彼らは近寄るにはまぶしすぎて、鮮烈すぎて、苛烈すぎて、華麗すぎて。
何の変哲もないちんくしゃな小娘が近づくほど、彼らは気安い存在じゃなかったのだ。
少なくとも、私にとっては。
「、あんたはまたそんな格好をして!」
「リディ、勘弁してよ……あと少しでこの方程式の謎が解けるんだから」
マグル出身、東洋と西洋の融合から生まれたこの身体(身も蓋もなく言ってしまえば単なるハーフ)(ちょっとぐらいかっこつけさせてくれてもいいと思う)
父親が西洋人だから、まあこの顔は気に入ってるけど。
けど!
私はリディのお人形になる筋合いはない……!(ギリギリギリ)
どうせチビだよ、半端に童顔だよへちゃむくれだよ!
「ほら、ちゃんと起きあがる!髪とかす!これに着替える!」
「どれもいらない!ついでに言うと、最後のは余計だコンチクショウ!!」
びらっびらの洋服を突きつけられて反射的に怒鳴り返し、また目の前の羊皮紙に集中する。
見た目がどうした、今はこの研究を追いかける方が重要だ!
「着飾れば十分可愛くなるのに……」
「着飾らなきゃ可愛くならないなんて、所詮その程度のレベルだってことでしょ」
さめざめと泣き真似をするリディにそう返して、後はもう数字と睨めっこ。
ええと、ここの理論がこれに適応されるから……こっちはどういう理論なんだ?
ああぁぁあ、あと少しでわかりそうなのに……!
「ああもう、!今日はそこまで!」
「ああっ!!」
羊皮紙を奪われ、ついでにベッドからべりりと引きはがされて、思わず悲痛な声か出る。
「あんた、朝からずっとそのまんまでしょ!朝ご飯も食べてないし、顔すら洗ってないし、そんなんじゃ女の子失格よ!」
「失格でいいよ」
「よくないわよ!!」
がおうと怒鳴られた……。
「大体あんた、今何時だと思ってんのよ。
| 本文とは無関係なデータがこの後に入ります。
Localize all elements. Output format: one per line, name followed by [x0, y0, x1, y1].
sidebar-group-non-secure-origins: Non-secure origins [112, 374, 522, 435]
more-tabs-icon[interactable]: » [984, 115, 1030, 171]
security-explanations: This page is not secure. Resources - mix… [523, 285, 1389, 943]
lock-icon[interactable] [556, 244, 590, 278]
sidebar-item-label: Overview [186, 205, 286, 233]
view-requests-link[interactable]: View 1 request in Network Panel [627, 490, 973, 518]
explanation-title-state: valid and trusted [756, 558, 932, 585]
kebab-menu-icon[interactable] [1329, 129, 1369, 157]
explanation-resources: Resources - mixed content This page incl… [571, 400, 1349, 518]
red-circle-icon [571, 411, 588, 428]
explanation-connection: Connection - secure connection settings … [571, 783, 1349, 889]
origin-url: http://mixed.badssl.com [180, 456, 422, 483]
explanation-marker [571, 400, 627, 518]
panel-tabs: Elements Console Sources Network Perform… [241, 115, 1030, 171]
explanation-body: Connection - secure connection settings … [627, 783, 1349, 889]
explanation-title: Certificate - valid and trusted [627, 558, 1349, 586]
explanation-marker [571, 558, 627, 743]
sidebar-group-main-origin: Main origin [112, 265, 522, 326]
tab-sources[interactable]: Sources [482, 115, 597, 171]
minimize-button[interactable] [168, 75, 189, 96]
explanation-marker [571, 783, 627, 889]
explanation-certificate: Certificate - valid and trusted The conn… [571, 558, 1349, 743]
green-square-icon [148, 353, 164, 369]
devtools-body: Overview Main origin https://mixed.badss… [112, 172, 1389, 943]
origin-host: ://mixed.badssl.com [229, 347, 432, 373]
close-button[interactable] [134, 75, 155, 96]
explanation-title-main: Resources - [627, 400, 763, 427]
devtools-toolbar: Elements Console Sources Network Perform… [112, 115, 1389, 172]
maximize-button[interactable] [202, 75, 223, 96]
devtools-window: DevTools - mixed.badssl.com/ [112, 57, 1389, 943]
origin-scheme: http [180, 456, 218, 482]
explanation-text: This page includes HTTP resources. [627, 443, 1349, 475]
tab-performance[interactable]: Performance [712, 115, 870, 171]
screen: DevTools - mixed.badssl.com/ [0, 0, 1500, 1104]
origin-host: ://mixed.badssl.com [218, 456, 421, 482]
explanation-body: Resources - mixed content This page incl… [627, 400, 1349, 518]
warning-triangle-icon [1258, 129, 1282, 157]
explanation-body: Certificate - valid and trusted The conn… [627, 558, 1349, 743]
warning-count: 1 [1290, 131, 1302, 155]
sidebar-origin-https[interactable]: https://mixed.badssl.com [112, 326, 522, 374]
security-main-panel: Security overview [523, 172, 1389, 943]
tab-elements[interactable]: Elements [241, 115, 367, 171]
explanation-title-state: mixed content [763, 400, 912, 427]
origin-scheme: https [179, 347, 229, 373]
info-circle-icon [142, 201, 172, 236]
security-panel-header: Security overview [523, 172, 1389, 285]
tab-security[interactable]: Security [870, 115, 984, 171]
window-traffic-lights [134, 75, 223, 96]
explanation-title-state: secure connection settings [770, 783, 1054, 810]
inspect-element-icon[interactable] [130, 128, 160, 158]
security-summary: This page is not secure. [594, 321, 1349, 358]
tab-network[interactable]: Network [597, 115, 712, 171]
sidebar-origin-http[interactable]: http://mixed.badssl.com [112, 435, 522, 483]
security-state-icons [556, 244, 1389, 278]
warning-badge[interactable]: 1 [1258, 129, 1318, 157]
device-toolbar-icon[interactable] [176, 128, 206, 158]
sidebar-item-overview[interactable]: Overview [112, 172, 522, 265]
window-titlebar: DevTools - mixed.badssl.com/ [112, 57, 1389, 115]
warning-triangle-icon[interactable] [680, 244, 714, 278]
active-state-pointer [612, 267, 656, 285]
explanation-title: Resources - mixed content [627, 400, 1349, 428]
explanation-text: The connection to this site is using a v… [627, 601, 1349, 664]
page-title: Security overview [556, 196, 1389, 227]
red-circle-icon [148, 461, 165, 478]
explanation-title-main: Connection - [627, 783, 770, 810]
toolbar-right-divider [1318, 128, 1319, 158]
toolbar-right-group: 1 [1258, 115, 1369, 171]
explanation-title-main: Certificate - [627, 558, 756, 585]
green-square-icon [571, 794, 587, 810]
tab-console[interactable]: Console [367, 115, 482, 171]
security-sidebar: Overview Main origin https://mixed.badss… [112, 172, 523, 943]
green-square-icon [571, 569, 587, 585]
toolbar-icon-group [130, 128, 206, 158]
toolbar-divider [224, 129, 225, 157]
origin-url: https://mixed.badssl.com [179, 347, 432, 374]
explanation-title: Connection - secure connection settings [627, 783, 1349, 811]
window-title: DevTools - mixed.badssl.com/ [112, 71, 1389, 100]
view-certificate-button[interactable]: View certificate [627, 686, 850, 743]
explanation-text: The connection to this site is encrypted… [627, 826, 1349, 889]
いい加減大広間に行かないと、お昼も食いっぱぐれるわよ」
何より、私がお腹空いた。
胸を張ってそう言ったリディに、それじゃあ1人で行けばいいじゃないとは言えなかった。
放っとけばご飯を食べないことになりかねない私を気遣ってくれてるんだって、ちゃんとわかってるから。
「 それじゃ、とりあえず行くとしますか」
大きく伸びをして部屋を出ようとしたら、すかさずリディに「顔洗う!着替える!」と怒られた。
ちょっと切ない……。
でも、後から思い返すだに、この時リディに従って大広間に行かなかった方が、後々の私の人生は平凡で平和だったんじゃないかと思うのだ。
っていうか、確実にそうだった。うん。